Maybe the brownie was a peace offering. I didn’t know what the hell I was doing anymore.

The door swung open. I froze.

Professor Larson stood on the other side, a smile on her face that years of feminine intuition immediately recognized and did not like. A sinking feeling filled me.

I didn’t know much about her, but thanks to the guys who crushed on her, I knew she didn’t wear a wedding band, and according to gossip, was single.

By the look in her eyes, she was trying to change that.

She smiled at me. “Ms. Reynolds.”

I tried to smile back, my heart pounding, a million emotions hitting me at once. Because Gray and I had kissed, because of everything, I was acutely aware of how inappropriate our relationship really was. We’d been pretty good at keeping it away from the law school, but in that moment, I feared there was something in my face and eyes, something like I saw on her, that screamed how I really felt about Gray.

And because I felt the way I did, because I liked him more than I should, the sight of Professor Larson—smart, pencil-skirt-and-high-heel-wearing Professor Larson—standing in Gray’s office, wearing a smile that said she liked him, caused a pang in my chest.

I vaguely registered Gray’s presence standing behind her at his desk, but I couldn’t make my gaze shift to him, worried that if I did, everything would spill out.

“You did a great job in class today,” she said. “You’re really starting to get the material.”

Oh god. She was just being friendly and it was a totally nice, normal thing for a professor to say to a student. But it only highlighted the differences between us.

They were professors. They didn’t fumble in front of seventy-four of their peers. They knew who they were and what they were doing. Well, more than I did, at least. For the first time since I’d known Gray, I felt like a stupid kid playing at being an adult.

“Thank you,” I mumbled, ducking my head, unable to stand looking at her for another minute.

She was blonde, pretty, sophisticated. She had to be a couple years older than Gray, but I doubted he would care. Guys my age thought she was hot, why wouldn’t he? I wondered if he’d told her about his past, if she knew or cared. I wondered a lot of things I had no business wondering.

Fuck.

And then the pang in my chest got so much worse.

She turned back to smile at him. “Maybe we can do lunch another day, Gray.”

She’d come to have lunch with him. She called him Gray. Fuck.

I thought I said bye to her, wasn’t really sure over the roaring in my ears. I struggled to keep my composure, pushed the sick, sinking feeling out of my stomach. Tried to, at least. He hadn’t done anything wrong. He was single. I was his student. We weren’t dating; we weren’t anything.

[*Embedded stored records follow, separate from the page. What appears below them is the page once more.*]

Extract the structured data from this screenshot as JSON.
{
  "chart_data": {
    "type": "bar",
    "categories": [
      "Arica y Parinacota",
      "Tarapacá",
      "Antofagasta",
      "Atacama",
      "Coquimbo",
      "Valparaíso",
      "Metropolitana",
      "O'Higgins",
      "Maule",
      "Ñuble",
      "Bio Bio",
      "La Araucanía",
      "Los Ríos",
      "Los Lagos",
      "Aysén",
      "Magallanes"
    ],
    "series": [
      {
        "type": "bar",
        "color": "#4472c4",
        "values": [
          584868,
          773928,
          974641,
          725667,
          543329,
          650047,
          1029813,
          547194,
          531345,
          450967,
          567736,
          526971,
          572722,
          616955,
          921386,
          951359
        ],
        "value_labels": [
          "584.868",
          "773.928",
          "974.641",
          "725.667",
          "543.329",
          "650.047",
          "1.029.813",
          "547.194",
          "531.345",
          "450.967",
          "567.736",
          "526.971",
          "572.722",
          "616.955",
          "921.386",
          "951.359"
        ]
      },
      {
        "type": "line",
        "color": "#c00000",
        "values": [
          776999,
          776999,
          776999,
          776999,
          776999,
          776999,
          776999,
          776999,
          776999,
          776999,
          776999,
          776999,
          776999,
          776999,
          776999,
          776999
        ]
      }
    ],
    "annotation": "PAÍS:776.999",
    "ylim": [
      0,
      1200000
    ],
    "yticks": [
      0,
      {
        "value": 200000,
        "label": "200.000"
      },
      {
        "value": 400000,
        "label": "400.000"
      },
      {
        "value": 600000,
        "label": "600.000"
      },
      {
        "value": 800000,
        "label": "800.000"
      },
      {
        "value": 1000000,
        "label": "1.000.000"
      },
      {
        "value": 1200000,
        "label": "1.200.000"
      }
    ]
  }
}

He hadn’t done anything wrong, and yet everything about this felt so fucking wrong. Despite the age difference, and his messy past, and the fact that I was his student, it felt like he was supposed to be with me.

I sat in one of the empty chairs across from his desk, busying myself with taking out my lunch, my fingers trembling. They brushed against the stupid extra brownie and a lump clogged my throat. What was wrong with me?

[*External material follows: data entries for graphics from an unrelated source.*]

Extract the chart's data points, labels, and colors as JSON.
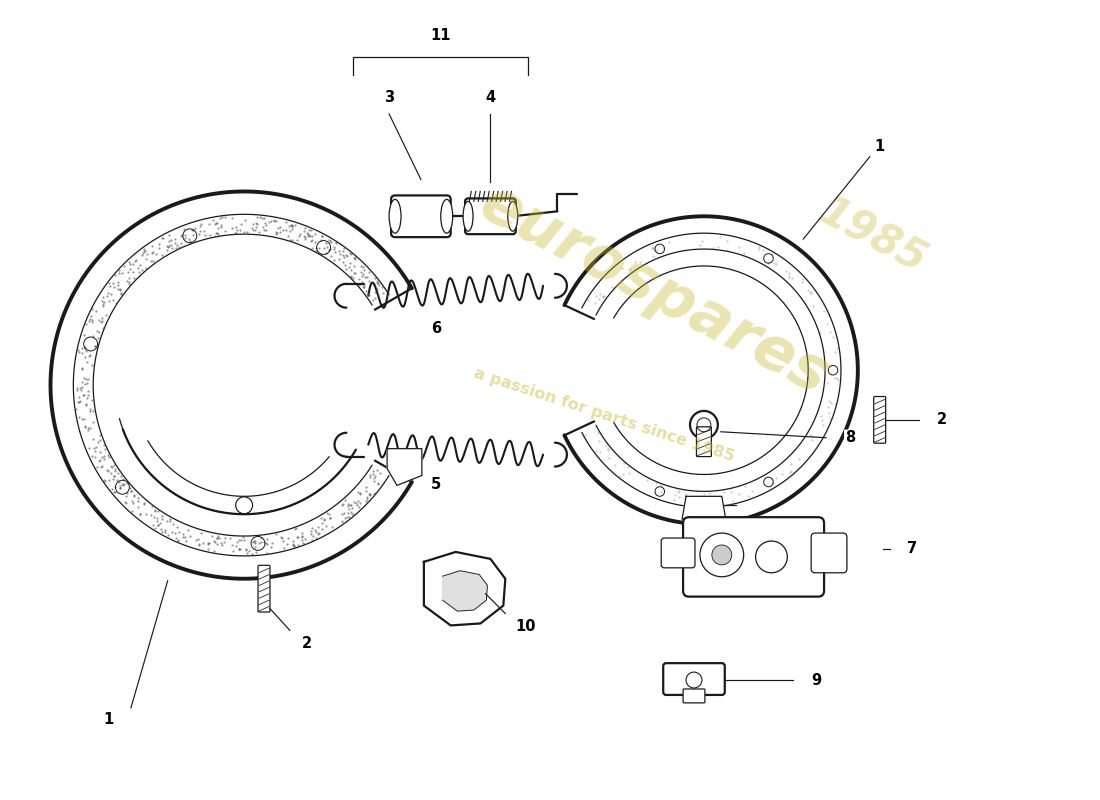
{
  "background_color": "#ffffff",
  "line_color": "#1a1a1a",
  "watermark_color": "#c8b830",
  "watermark_alpha": 0.38,
  "watermark1": "eurospares",
  "watermark2": "a passion for parts since 1985",
  "watermark3": "1985",
  "fig_width": 11.0,
  "fig_height": 8.0,
  "dpi": 100
}
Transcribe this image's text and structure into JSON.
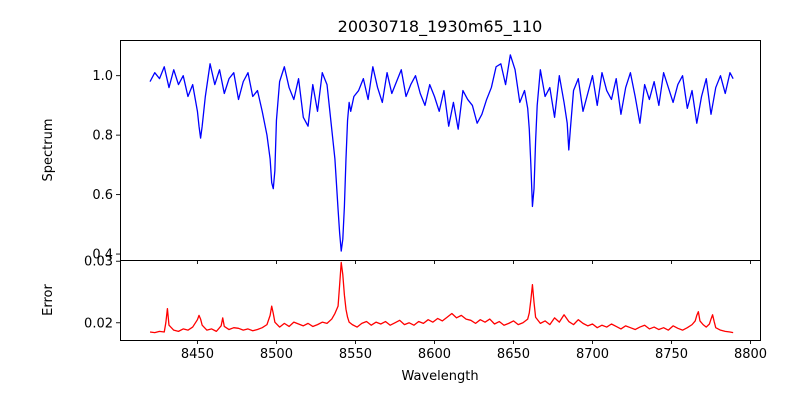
{
  "chart_data": [
    {
      "type": "line",
      "title": "20030718_1930m65_110",
      "xlabel": "",
      "ylabel": "Spectrum",
      "xlim": [
        8401,
        8806
      ],
      "ylim": [
        0.38,
        1.12
      ],
      "yticks": [
        0.4,
        0.6,
        0.8,
        1.0
      ],
      "ytick_labels": [
        "0.4",
        "0.6",
        "0.8",
        "1.0"
      ],
      "color": "#0000ff",
      "series": [
        {
          "x": [
            8420,
            8423,
            8426,
            8429,
            8432,
            8435,
            8438,
            8441,
            8444,
            8447,
            8450,
            8451,
            8452,
            8453,
            8454,
            8455,
            8458,
            8461,
            8464,
            8467,
            8470,
            8473,
            8476,
            8479,
            8482,
            8485,
            8488,
            8491,
            8494,
            8496,
            8497,
            8498,
            8499,
            8500,
            8502,
            8505,
            8508,
            8511,
            8514,
            8517,
            8520,
            8523,
            8526,
            8529,
            8532,
            8535,
            8537,
            8539,
            8540,
            8541,
            8542,
            8543,
            8544,
            8545,
            8546,
            8547,
            8549,
            8552,
            8555,
            8558,
            8561,
            8564,
            8567,
            8570,
            8573,
            8576,
            8579,
            8582,
            8585,
            8588,
            8591,
            8594,
            8597,
            8600,
            8603,
            8606,
            8609,
            8612,
            8615,
            8618,
            8621,
            8624,
            8627,
            8630,
            8633,
            8636,
            8639,
            8642,
            8645,
            8648,
            8651,
            8654,
            8657,
            8659,
            8660,
            8661,
            8662,
            8663,
            8664,
            8665,
            8667,
            8670,
            8673,
            8676,
            8679,
            8682,
            8684,
            8685,
            8686,
            8688,
            8691,
            8694,
            8697,
            8700,
            8703,
            8706,
            8709,
            8712,
            8715,
            8718,
            8721,
            8724,
            8727,
            8730,
            8733,
            8736,
            8739,
            8742,
            8745,
            8748,
            8751,
            8754,
            8757,
            8760,
            8763,
            8766,
            8769,
            8772,
            8775,
            8778,
            8781,
            8784,
            8787,
            8789
          ],
          "values": [
            0.98,
            1.01,
            0.99,
            1.03,
            0.96,
            1.02,
            0.97,
            1.0,
            0.93,
            0.97,
            0.88,
            0.83,
            0.79,
            0.83,
            0.88,
            0.93,
            1.04,
            0.97,
            1.02,
            0.94,
            0.99,
            1.01,
            0.92,
            0.98,
            1.01,
            0.93,
            0.95,
            0.88,
            0.8,
            0.72,
            0.64,
            0.62,
            0.68,
            0.85,
            0.98,
            1.03,
            0.96,
            0.92,
            0.99,
            0.86,
            0.83,
            0.97,
            0.88,
            1.01,
            0.97,
            0.82,
            0.72,
            0.55,
            0.47,
            0.41,
            0.45,
            0.56,
            0.72,
            0.85,
            0.91,
            0.88,
            0.93,
            0.95,
            0.99,
            0.92,
            1.03,
            0.96,
            0.91,
            1.01,
            0.94,
            0.98,
            1.02,
            0.93,
            0.97,
            1.0,
            0.94,
            0.9,
            0.97,
            0.93,
            0.88,
            0.95,
            0.83,
            0.91,
            0.82,
            0.95,
            0.92,
            0.9,
            0.84,
            0.87,
            0.92,
            0.96,
            1.03,
            1.04,
            0.97,
            1.07,
            1.02,
            0.91,
            0.95,
            0.89,
            0.82,
            0.7,
            0.56,
            0.62,
            0.78,
            0.9,
            1.02,
            0.93,
            0.96,
            0.86,
            1.0,
            0.91,
            0.84,
            0.75,
            0.82,
            0.95,
            0.99,
            0.88,
            0.94,
            1.0,
            0.9,
            1.01,
            0.95,
            0.92,
            0.99,
            0.87,
            0.96,
            1.01,
            0.93,
            0.84,
            0.97,
            0.92,
            0.98,
            0.9,
            1.01,
            0.96,
            0.91,
            0.97,
            1.0,
            0.89,
            0.95,
            0.84,
            0.93,
            0.99,
            0.87,
            0.96,
            1.0,
            0.94,
            1.01,
            0.99
          ]
        }
      ]
    },
    {
      "type": "line",
      "title": "",
      "xlabel": "Wavelength",
      "ylabel": "Error",
      "xlim": [
        8401,
        8806
      ],
      "ylim": [
        0.0172,
        0.0302
      ],
      "xticks": [
        8450,
        8500,
        8550,
        8600,
        8650,
        8700,
        8750,
        8800
      ],
      "xtick_labels": [
        "8450",
        "8500",
        "8550",
        "8600",
        "8650",
        "8700",
        "8750",
        "8800"
      ],
      "yticks": [
        0.02,
        0.03
      ],
      "ytick_labels": [
        "0.02",
        "0.03"
      ],
      "color": "#ff0000",
      "series": [
        {
          "x": [
            8420,
            8423,
            8426,
            8429,
            8430,
            8431,
            8432,
            8435,
            8438,
            8441,
            8444,
            8447,
            8450,
            8451,
            8452,
            8453,
            8456,
            8459,
            8462,
            8465,
            8466,
            8467,
            8470,
            8473,
            8476,
            8479,
            8482,
            8485,
            8488,
            8491,
            8494,
            8496,
            8497,
            8498,
            8499,
            8502,
            8505,
            8508,
            8511,
            8514,
            8517,
            8520,
            8523,
            8526,
            8529,
            8532,
            8535,
            8537,
            8539,
            8540,
            8541,
            8542,
            8543,
            8544,
            8545,
            8546,
            8548,
            8551,
            8554,
            8557,
            8560,
            8563,
            8566,
            8569,
            8572,
            8575,
            8578,
            8581,
            8584,
            8587,
            8590,
            8593,
            8596,
            8599,
            8602,
            8605,
            8608,
            8611,
            8614,
            8617,
            8620,
            8623,
            8626,
            8629,
            8632,
            8635,
            8638,
            8641,
            8644,
            8647,
            8650,
            8653,
            8656,
            8659,
            8660,
            8661,
            8662,
            8663,
            8664,
            8667,
            8670,
            8673,
            8676,
            8679,
            8682,
            8685,
            8688,
            8691,
            8694,
            8697,
            8700,
            8703,
            8706,
            8709,
            8712,
            8715,
            8718,
            8721,
            8724,
            8727,
            8730,
            8733,
            8736,
            8739,
            8742,
            8745,
            8748,
            8751,
            8754,
            8757,
            8760,
            8763,
            8765,
            8766,
            8767,
            8768,
            8770,
            8772,
            8774,
            8775,
            8776,
            8777,
            8778,
            8781,
            8784,
            8787,
            8789
          ],
          "values": [
            0.0185,
            0.0184,
            0.0186,
            0.0185,
            0.02,
            0.0223,
            0.0196,
            0.0188,
            0.0186,
            0.019,
            0.0188,
            0.0193,
            0.0205,
            0.0212,
            0.0206,
            0.0196,
            0.0188,
            0.019,
            0.0186,
            0.0195,
            0.0208,
            0.0194,
            0.0189,
            0.0192,
            0.0191,
            0.0188,
            0.019,
            0.0187,
            0.0189,
            0.0192,
            0.0197,
            0.0212,
            0.0227,
            0.0215,
            0.0201,
            0.0193,
            0.0199,
            0.0194,
            0.0201,
            0.0198,
            0.0195,
            0.0199,
            0.0194,
            0.0197,
            0.0201,
            0.0199,
            0.0206,
            0.0215,
            0.0227,
            0.0262,
            0.0298,
            0.0278,
            0.0245,
            0.0222,
            0.0209,
            0.0201,
            0.0197,
            0.0193,
            0.0199,
            0.0202,
            0.0196,
            0.0201,
            0.0198,
            0.0202,
            0.0196,
            0.02,
            0.0204,
            0.0197,
            0.02,
            0.0196,
            0.0202,
            0.0199,
            0.0205,
            0.0201,
            0.0207,
            0.0203,
            0.0209,
            0.0215,
            0.0208,
            0.0212,
            0.0206,
            0.0204,
            0.0199,
            0.0205,
            0.0201,
            0.0206,
            0.0198,
            0.0202,
            0.0196,
            0.0199,
            0.0203,
            0.0197,
            0.02,
            0.0206,
            0.0216,
            0.0237,
            0.0262,
            0.0233,
            0.0209,
            0.0199,
            0.0203,
            0.0197,
            0.0208,
            0.0201,
            0.0213,
            0.0202,
            0.0197,
            0.0205,
            0.0199,
            0.0195,
            0.0198,
            0.0192,
            0.0196,
            0.0193,
            0.0198,
            0.0194,
            0.019,
            0.0195,
            0.0192,
            0.0189,
            0.0193,
            0.0196,
            0.019,
            0.0193,
            0.0189,
            0.0192,
            0.0188,
            0.0195,
            0.0191,
            0.0188,
            0.0192,
            0.0197,
            0.0203,
            0.0212,
            0.0218,
            0.0203,
            0.0197,
            0.0193,
            0.0198,
            0.0206,
            0.0213,
            0.0202,
            0.0192,
            0.0188,
            0.0186,
            0.0185,
            0.0184
          ]
        }
      ]
    }
  ]
}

I didn’t meet his gaze, couldn’t, but I heard him get up from his desk and close the door before going back to sit across from me.

I took a breath, reached deep, pasted my campaign smile on my face, and focused on a point over his shoulder, next to his head.

“Blair.”

God, that voice. It washed over me, bathed me in heat, curled around, slipping inside, filling me with want and need.

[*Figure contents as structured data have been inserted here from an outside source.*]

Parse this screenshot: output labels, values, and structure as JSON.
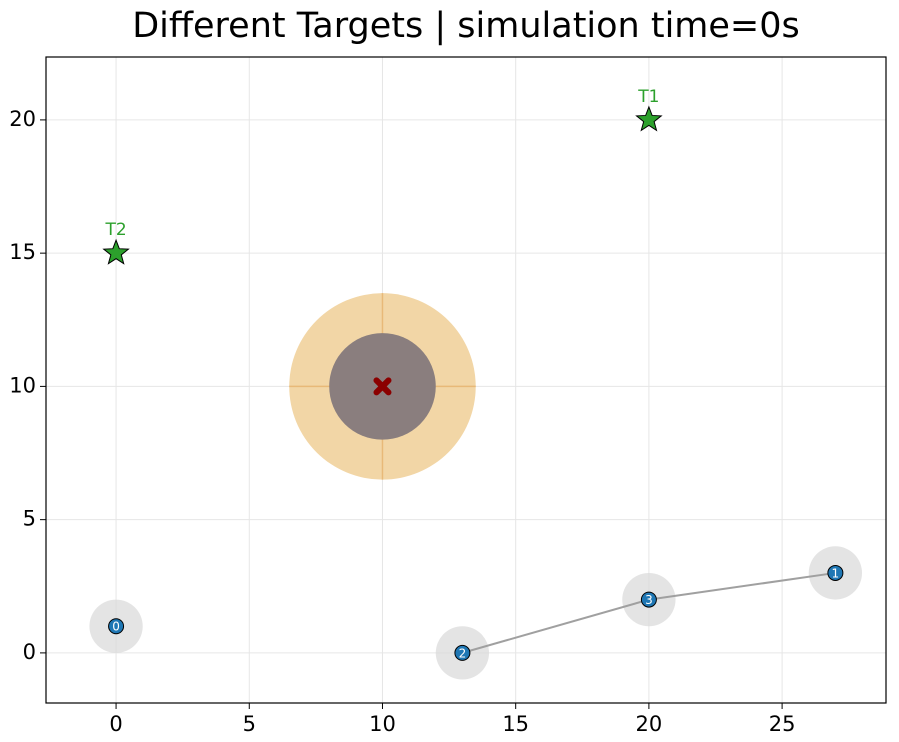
{
  "chart_data": {
    "type": "scatter",
    "title": "Different Targets | simulation time=0s",
    "xlim": [
      -2.63,
      28.9
    ],
    "ylim": [
      -1.88,
      22.36
    ],
    "xticks": [
      0,
      5,
      10,
      15,
      20,
      25
    ],
    "yticks": [
      0,
      5,
      10,
      15,
      20
    ],
    "grid": true,
    "agents": {
      "x": [
        0,
        27,
        13,
        20
      ],
      "y": [
        1,
        3,
        0,
        2
      ],
      "labels": [
        "0",
        "1",
        "2",
        "3"
      ],
      "radius": 1,
      "color": "#1f77b4",
      "halo_color": "#d9d9d9"
    },
    "line": {
      "x": [
        13,
        20,
        27
      ],
      "y": [
        0,
        2,
        3
      ],
      "color": "#a0a0a0"
    },
    "targets": {
      "x": [
        20,
        0
      ],
      "y": [
        20,
        15
      ],
      "labels": [
        "T1",
        "T2"
      ],
      "color": "#2ca02c"
    },
    "obstacle": {
      "x": 10,
      "y": 10,
      "outer_radius": 3.5,
      "inner_radius": 2,
      "outer_color": "#f2d6a6",
      "inner_color": "#8a7e7e",
      "center_color": "#8b0000"
    }
  }
}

It wasn’t his normal voice, not the one I heard him use around school. This one was husky, raw, and sent a chill down my spine. I’d heard it before—when he kissed me, when he held me—somehow that made it even worse.

“Blair, look at me.”

“I am.”

Lie.

“You’re not.”

Fuck.

I added campaign eyes to the campaign smile and met his gaze.

His stare pierced me, cutting through the pretense I clung to.

Gray

I’d spent days going over this moment in my mind, trying to mentally prepare for seeing her again. Clearly it hadn’t worked, because all it took was the sight of her pale face, her cheeks two splotches of red, and my heart ached.